Viverlo solo come un punteggio, un avanzamento, una classifica?
Probabilmente sarò l'ultimo degli idealisti... però questo atteggiamento mi sconcerta.
Scusatemi per lo sfogo.
Alessio Cassinelli
cassinelli ha scritto:Scusate... ma come è possibile "quantificare", "pesare", "misurare" un onore così grande come appartenere ad una Milizia cavalleresca?
Viverlo solo come un punteggio, un avanzamento, una classifica?
Probabilmente sarò l'ultimo degli idealisti... però questo atteggiamento mi sconcerta.
Scusatemi per lo sfogo.
Alessio Cassinelli
Renato Carlini ha scritto:cassinelli ha scritto:Scusate... ma come è possibile "quantificare", "pesare", "misurare" un onore così grande come appartenere ad una Milizia cavalleresca?
Viverlo solo come un punteggio, un avanzamento, una classifica?
Probabilmente sarò l'ultimo degli idealisti... però questo atteggiamento mi sconcerta.
Scusatemi per lo sfogo.
Alessio Cassinelli
Grazie, caro Alessio, per il Suo intervento!

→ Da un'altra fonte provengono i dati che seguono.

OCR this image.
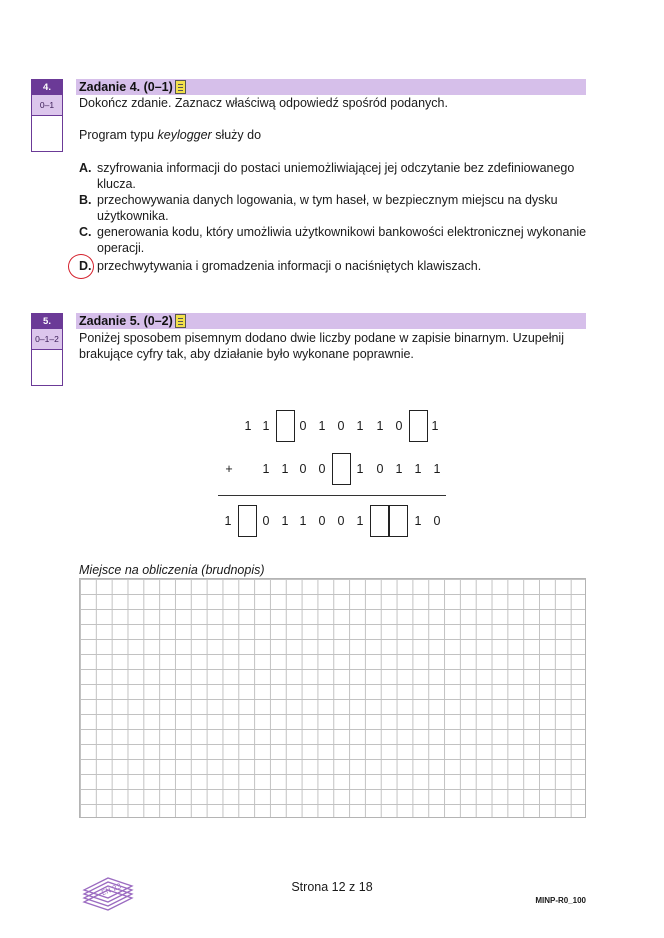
4.
0–1
Zadanie 4. (0–1)
Dokończ zdanie. Zaznacz właściwą odpowiedź spośród podanych.
Program typu keylogger służy do
A. szyfrowania informacji do postaci uniemożliwiającej jej odczytanie bez zdefiniowanego
klucza.
B. przechowywania danych logowania, w tym haseł, w bezpiecznym miejscu na dysku
użytkownika.
C. generowania kodu, który umożliwia użytkownikowi bankowości elektronicznej wykonanie
operacji.
D. przechwytywania i gromadzenia informacji o naciśniętych klawiszach.
5.
0–1–2
Zadanie 5. (0–2)
Poniżej sposobem pisemnym dodano dwie liczby podane w zapisie binarnym. Uzupełnij
brakujące cyfry tak, aby działanie było wykonane poprawnie.
1 1 0 1 0 1 1 0 1
+ 1 1 0 0 1 0 1 1 1
1 0 1 1 0 0 1	1 0
Miejsce na obliczenia (brudnopis)
EN 23	Strona 12 z 18
MINP-R0_100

Purtroppo mi trovo invece costretto a non concordare con Tomaso. Innanzi tutto i parametri per definire il punteggio di merito di una graduatoria di avanzamento sono così complessi e articolati che il personale addetto impiega mesi a spulciare i libretti personali (e ad ogni minimo particolare, anche quello che può sembrare insignificante, viene attriubuito un punteggio incrementale, frutto di anni di studi statistici e di aggiustamenti), prorpio per giungere ad un quadro che sia il più fedele possibile alla realtà (e soprattutto inattaccabile ai ricorsi....). E poi ve lo immaginate il Capo Corso, che fin dai tempi dell'Accademia ha fatto sempre il massimo per servire con Onore e Disciplina, ha comandato in maniera ineccepibile i reparti dei vari livelli (plotone, copmagnia, battaglione, reggimento, ecc.) magari anche durante missioni all'estero, si vede improvvisamente sorpassare da qualcuno che ha sempre avuto una marcia in meno solo perchè non è interessato agli Ordini Cavallereschi o non ha mai avuto la fortuna di avvicianrsi ad essi? Tenete presente che anche per il conferimento dell'Ordine al Merito della Repubblica c'è bisogno non solo di raggiungere determinati requisiti (ad esempio avere il grado di Tenente Colonnello, con un certo numero di anni di servizio, ecc.) ma bisogna anche vincere certe resistenze dei Comandi di appartenenza che devono produrre gli elenchi delle proposte al Ministero della Difesa (che non è detto le faccia passare tutte...).
Cordialmente,
il penultimo degli idealisti....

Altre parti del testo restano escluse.